PARLONS DE L’ENFANCE DANS UN QUARTIER POPULAIRE

-LES BONS MOMENTS

Grandir dans un quartier populaire est quelque chose de très particulier, de très significatif, et de très marquant. C’est fou mais très tôt j’ai comme l’impression qu’on recherchait tous une appartenance, appartenir à un quartier était presque jouissif à un moment de notre enfance. Probablement parce que très tôt, inconsciemment, nous nous sommes sentis différents des autres enfants. Cela à eu du bon car très tôt régnait un esprit de famille au sein de nos quartiers. Je parle plus précisément du mien mais je crois que c’était pareil dans tous les autres quartiers abritant une classe populaire

C’est assez plaisant d’être dans la même classe que son voisin du dessus. Il m’est même arrivé d’être dans la même classe que mon voisin de palier. L’ambiance en quartier populaire est très familiale, on en perd même la notion du mot intrusif. J’entends les disputes de mes voisins et eux entendent celles de chez nous. On abordera jamais le sujet mais on sait ce qui ce passe chez l’un et chez l’autre. Et c’est ce qui renforce cet esprit de famille, c’est ce qui nous lie à notre quartier, à nos voisins, à nos grandes tours HLM, … 

Mon école primaire était implantée en plein cœur de mon quartier, je dois avouer que rien que par rapport à ça je me sentais beaucoup plus en sécurité que ceux qui n’y habitaient pas. Lors de la récréation on voyait les grands de notre quartier, on s’amusait parfois à crier leurs noms par la grille. C’était plutôt drôle, on se sentait presque intouchable

Les kermesses m’ont également beaucoup marqué, je me rappelle que nous étions très branché breakdance à un moment donné. Je pense que c’était en classe de CM1/CM2, notre maître de classe s’appelait Monsieur Eliot, c’était un très bon maître, je me souviens il voyait beaucoup de potentiel en moi, il est décédé il y a de là quelques années. Que son âme repose en paix. Le film qui nous a donné envie de faire de la danse est le film Street Dancers. Vous connaissez? Si vous ne connaissez pas je dois vous avouer que vous avez raté quelque chose (rire). 

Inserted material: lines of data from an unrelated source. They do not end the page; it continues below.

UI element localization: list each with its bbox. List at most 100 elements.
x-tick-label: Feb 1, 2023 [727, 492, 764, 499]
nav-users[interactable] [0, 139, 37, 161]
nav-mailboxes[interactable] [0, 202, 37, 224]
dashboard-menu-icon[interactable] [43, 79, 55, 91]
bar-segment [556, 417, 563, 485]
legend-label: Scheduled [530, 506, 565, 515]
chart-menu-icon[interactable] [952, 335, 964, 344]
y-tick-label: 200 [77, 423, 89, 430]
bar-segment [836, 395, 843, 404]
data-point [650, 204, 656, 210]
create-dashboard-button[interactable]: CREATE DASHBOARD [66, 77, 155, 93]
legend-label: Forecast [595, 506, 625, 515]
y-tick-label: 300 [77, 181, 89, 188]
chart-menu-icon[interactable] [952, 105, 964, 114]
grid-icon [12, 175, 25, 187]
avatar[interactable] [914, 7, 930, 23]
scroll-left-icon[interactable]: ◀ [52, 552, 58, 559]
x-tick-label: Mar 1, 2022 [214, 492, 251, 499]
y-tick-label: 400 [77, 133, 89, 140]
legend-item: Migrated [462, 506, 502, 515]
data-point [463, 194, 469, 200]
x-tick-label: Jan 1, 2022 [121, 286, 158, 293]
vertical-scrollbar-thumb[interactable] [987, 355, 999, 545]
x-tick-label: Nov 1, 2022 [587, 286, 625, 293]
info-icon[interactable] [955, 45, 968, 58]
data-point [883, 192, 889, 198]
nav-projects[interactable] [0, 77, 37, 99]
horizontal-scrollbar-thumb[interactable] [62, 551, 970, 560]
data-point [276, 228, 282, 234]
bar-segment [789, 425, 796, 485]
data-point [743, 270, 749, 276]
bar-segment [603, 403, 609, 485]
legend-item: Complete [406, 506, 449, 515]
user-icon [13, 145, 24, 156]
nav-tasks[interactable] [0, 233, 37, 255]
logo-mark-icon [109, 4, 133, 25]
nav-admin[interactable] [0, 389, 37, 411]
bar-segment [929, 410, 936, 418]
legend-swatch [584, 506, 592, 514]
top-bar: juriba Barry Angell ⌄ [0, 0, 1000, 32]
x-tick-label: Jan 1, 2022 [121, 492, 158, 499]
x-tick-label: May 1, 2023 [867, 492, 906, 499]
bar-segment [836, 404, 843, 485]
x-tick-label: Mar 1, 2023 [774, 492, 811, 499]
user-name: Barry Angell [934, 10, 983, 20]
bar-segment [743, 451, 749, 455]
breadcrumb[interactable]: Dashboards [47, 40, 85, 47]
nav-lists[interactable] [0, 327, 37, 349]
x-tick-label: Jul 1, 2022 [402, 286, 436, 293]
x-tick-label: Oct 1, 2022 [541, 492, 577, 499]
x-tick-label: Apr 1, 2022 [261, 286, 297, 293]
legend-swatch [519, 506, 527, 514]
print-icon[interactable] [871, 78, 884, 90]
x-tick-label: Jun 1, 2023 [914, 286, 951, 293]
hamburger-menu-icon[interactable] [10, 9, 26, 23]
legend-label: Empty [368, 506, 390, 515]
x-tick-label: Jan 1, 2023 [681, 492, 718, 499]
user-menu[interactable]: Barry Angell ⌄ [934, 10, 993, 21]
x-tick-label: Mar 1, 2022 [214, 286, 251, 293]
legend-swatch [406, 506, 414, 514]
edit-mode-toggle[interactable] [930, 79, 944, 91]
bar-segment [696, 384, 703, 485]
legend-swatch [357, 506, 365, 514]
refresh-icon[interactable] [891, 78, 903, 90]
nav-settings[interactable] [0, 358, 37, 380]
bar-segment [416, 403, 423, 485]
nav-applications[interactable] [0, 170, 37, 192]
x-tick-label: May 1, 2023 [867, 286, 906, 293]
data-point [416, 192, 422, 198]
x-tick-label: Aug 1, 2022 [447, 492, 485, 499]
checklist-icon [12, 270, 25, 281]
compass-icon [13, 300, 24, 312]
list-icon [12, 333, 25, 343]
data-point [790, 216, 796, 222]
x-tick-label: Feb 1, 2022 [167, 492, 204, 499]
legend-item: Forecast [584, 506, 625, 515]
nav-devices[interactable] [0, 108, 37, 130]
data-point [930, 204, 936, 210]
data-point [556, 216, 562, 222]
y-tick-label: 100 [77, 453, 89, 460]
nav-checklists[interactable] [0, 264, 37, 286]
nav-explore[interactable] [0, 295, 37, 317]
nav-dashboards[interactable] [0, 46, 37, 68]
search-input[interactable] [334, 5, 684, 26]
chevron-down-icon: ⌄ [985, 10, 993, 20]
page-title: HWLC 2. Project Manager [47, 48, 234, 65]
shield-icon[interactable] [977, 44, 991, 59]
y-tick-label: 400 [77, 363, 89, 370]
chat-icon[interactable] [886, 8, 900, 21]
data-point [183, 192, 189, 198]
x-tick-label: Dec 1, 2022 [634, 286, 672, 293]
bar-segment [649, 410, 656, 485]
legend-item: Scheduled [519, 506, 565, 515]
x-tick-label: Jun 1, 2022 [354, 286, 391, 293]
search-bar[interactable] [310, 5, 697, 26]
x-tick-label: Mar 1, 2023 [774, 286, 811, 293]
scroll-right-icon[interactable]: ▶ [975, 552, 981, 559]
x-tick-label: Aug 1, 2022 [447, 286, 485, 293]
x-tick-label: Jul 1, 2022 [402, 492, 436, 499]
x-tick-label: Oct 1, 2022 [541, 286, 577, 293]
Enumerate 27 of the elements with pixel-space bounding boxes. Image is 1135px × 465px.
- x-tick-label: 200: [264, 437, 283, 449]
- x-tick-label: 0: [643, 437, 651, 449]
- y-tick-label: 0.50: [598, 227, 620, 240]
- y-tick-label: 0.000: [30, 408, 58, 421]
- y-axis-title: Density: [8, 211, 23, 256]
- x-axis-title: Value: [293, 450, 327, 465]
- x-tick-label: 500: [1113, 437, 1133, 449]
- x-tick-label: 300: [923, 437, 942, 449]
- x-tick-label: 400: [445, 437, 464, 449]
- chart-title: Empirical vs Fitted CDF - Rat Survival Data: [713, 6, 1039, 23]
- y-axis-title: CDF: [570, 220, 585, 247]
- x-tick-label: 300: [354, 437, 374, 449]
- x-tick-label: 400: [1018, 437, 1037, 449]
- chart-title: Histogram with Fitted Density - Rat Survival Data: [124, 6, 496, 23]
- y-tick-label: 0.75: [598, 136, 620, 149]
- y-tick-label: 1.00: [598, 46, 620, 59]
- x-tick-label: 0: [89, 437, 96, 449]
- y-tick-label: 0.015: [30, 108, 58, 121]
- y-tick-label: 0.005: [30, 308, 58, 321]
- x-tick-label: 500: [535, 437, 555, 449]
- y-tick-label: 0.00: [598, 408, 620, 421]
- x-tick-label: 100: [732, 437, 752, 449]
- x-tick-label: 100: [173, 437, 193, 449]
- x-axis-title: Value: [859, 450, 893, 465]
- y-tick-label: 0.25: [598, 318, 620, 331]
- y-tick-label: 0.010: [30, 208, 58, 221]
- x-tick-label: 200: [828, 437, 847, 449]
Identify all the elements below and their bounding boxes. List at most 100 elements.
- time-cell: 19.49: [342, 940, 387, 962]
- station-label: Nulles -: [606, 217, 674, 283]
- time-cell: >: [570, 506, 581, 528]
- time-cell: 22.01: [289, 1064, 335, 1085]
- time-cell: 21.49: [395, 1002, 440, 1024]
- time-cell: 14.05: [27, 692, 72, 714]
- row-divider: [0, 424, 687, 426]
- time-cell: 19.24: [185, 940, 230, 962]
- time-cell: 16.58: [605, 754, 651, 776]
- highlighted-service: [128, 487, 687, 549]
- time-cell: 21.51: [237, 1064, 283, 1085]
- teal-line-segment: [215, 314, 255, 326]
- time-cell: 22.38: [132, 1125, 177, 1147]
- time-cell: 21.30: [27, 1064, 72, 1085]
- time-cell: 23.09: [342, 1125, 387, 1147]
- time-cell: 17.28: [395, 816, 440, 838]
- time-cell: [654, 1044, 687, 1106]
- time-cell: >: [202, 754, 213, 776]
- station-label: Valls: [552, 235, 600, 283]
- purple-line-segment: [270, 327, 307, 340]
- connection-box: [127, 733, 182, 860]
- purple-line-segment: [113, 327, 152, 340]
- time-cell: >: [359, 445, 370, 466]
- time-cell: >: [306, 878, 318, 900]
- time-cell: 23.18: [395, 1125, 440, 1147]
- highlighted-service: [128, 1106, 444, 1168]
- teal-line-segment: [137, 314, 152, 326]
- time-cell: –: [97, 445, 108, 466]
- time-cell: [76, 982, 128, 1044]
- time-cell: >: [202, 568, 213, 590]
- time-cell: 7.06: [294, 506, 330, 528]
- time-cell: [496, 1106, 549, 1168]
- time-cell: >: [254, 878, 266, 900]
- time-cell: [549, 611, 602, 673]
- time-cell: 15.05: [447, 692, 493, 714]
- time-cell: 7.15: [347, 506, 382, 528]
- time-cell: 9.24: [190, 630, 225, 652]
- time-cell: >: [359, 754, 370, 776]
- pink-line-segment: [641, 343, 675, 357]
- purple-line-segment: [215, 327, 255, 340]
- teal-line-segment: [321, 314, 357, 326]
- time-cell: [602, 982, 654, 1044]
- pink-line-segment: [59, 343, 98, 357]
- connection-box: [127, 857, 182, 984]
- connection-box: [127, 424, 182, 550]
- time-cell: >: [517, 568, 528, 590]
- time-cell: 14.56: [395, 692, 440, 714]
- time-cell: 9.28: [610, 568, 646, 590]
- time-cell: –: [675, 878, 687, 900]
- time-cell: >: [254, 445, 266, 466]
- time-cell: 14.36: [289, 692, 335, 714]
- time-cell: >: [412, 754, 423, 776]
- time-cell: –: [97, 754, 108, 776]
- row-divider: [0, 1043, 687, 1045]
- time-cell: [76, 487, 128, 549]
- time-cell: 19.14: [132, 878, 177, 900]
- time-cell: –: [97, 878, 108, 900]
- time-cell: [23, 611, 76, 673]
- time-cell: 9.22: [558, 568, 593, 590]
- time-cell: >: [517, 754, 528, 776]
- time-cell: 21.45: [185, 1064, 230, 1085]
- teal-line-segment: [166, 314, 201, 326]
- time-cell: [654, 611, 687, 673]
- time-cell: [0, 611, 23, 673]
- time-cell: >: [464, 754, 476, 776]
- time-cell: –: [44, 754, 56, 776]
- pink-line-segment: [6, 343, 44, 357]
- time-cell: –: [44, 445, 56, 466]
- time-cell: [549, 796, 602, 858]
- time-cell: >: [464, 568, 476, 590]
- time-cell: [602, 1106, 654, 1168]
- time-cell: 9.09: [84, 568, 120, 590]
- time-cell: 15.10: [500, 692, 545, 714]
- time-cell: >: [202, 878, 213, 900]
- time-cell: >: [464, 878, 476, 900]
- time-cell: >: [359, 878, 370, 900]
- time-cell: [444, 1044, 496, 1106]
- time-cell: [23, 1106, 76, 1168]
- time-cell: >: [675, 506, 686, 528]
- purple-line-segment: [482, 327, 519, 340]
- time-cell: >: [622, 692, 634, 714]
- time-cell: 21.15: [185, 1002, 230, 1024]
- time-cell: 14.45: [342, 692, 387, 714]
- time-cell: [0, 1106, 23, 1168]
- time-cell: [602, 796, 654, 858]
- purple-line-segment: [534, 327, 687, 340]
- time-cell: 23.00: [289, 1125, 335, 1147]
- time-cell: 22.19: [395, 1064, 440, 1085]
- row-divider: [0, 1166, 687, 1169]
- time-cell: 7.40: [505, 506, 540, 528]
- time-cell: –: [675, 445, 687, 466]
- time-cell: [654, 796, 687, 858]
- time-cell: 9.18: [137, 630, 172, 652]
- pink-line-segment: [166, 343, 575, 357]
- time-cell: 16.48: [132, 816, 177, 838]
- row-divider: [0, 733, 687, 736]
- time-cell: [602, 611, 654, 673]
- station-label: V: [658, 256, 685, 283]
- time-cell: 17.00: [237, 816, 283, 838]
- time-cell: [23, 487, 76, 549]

On faisait exactement comme dans le film, des battles de danse! C’était vraiment une belle époque! Et c’est en écrivant que je me rends compte que notre génération a également connu le mouvement Hip Hop par le biais de la danse. J’aimais beaucoup la danse, en soulignant bien qu’il y avait surtout l’influence de Michael Jackson. C’était un véritable artiste. Un jour à la kermesse nous avons fait une chorégraphie, les grands de notre quartier étaient venus nous voir danser, j’étais donc dans l’obligation de marquer le coup et je peux vous dire que mon passage en individuel fut très apprécié du public. 

Ensuite sont arrivés les premières amourettes, enfin disons plutôt que j’étais sous le charme de plusieurs filles. J’aimais bien une fille qui s’appelait Sandra mais je n’ai jamais eu le courage de le lui dire (rire). La vie en quartier populaire est remplie de bons moments mais malheureusement il y aussi des côtés bien plus sombres. 

-LES MOMENTS DIFFICILES

Je ne sais pas pour vous mais personnellement j’ai vraiment commencé à vriller dès la classe de sixième. Arrivé au collège j’ai vraiment l’impression de m’être complètement muté en méchant garçon. Crise d’adolescence? En quête de liberté? Ou simplement un besoin de se rebeller?  En fin de compte je pense qu’il y avait plusieurs facteurs qui pourraient expliquer cela. La suite au prochain article mes chers lecteurs … 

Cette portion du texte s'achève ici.